Re: Re: Finding the Number of Pythagorean Triples below a bound
- To: mathgroup at smc.vnet.net
- Subject: [mg68478] Re: [mg68345] Re: Finding the Number of Pythagorean Triples below a bound
- From: Andrzej Kozlowski <akoz at mimuw.edu.pl>
- Date: Mon, 7 Aug 2006 01:40:35 -0400 (EDT)
- References: <20060806080123.15221.qmail@web50704.mail.yahoo.com>
- Sender: owner-wri-mathgroup at wolfram.com
On 6 Aug 2006, at 10:01, Titus Piezas wrote:
> Hello Dan and Andrzej,
>
> >I'd say up to 10^6 or maybe 10^7 the way to go is by looking at the
> >factorization of c2=c^2+k. This way you only need iterate over c.
>
> Yes, turns out the problem was equivalent to counting the number of
> representations of N as
>
> a^2+b^2 = N
>
> where 0<a<=b (I should have phrased it that way, but that is the
> benefit of high-sight) which I assume can be given by the function
> OrderedSumOfSquaresRepresentations[2,N]? Hence the code you have
> given me, in essence, is, say for k = 5,
>
> Sum[OrderedSumOfSquaresRepresentations[2,c^2+5],{c,1,10^m-1}]
>
> roughly speaking? (With finer details of removing from
> consideration those c^2+5 that are of from 4m+3, etc.)
Well, no, it is rather:
Sum[Length[OrderedSumOfSquaresRepresentations[2,c^2+5]],{c,1,10^m-1}]

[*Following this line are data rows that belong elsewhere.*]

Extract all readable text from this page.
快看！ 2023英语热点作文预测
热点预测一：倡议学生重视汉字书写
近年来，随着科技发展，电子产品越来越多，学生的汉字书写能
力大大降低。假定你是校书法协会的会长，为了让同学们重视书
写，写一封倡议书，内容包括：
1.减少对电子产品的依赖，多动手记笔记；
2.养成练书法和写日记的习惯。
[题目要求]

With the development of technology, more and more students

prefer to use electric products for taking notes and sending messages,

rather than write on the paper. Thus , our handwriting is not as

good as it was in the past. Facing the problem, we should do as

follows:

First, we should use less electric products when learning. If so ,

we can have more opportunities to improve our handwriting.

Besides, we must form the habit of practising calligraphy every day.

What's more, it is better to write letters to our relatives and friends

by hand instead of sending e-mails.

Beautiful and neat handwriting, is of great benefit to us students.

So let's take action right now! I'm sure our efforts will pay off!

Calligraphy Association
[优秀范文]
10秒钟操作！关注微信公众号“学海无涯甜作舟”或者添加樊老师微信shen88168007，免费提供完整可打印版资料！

In fact I forgot that there was OrderedSumOfSquaresRepresentations as
well as SumOfSquaresRepresentations, which is the main reason why I
did not think it would be very useful. Another reason is that, I
expected, computing Length of many lists and then adding these
Lengths up should be slower than just counting the total number of
elements.
>
> >Here are some timings.
> >
> >In[54]:=Timing[countTriples[10^4,3]]
> >Out[54]={0.591 Second,1154}
> >
> >In[93]:=Timing[countTriples[10^5,3]]
> >Out[93]={8.562 Second,12115}
> >
> >In[94]:=Timing[countTriples[10^6,3]]
> >Out[94]={131.91 Second,121054}
> There is something odd with the first value. James' count (up to
> m=5) vs this gives the sequences,
>
> {1219, 12115}
> {1154, 12115, 121054}
>
> Why the disparity? If the ratio S(N)/N would converge, it should
> start as 0.121... (Note however, that James' table has bound 10^m
> *not* 10^m-1.}
My code also gives:
countTriplesP[4,3]
1219
Changing 10^m-1 to 10^m should give a value at least as large, and in
fact gives the same answer.
which suggests that something still needs to be looked carefully at
in Daniel's code. I can't do it now but will think about it when I can.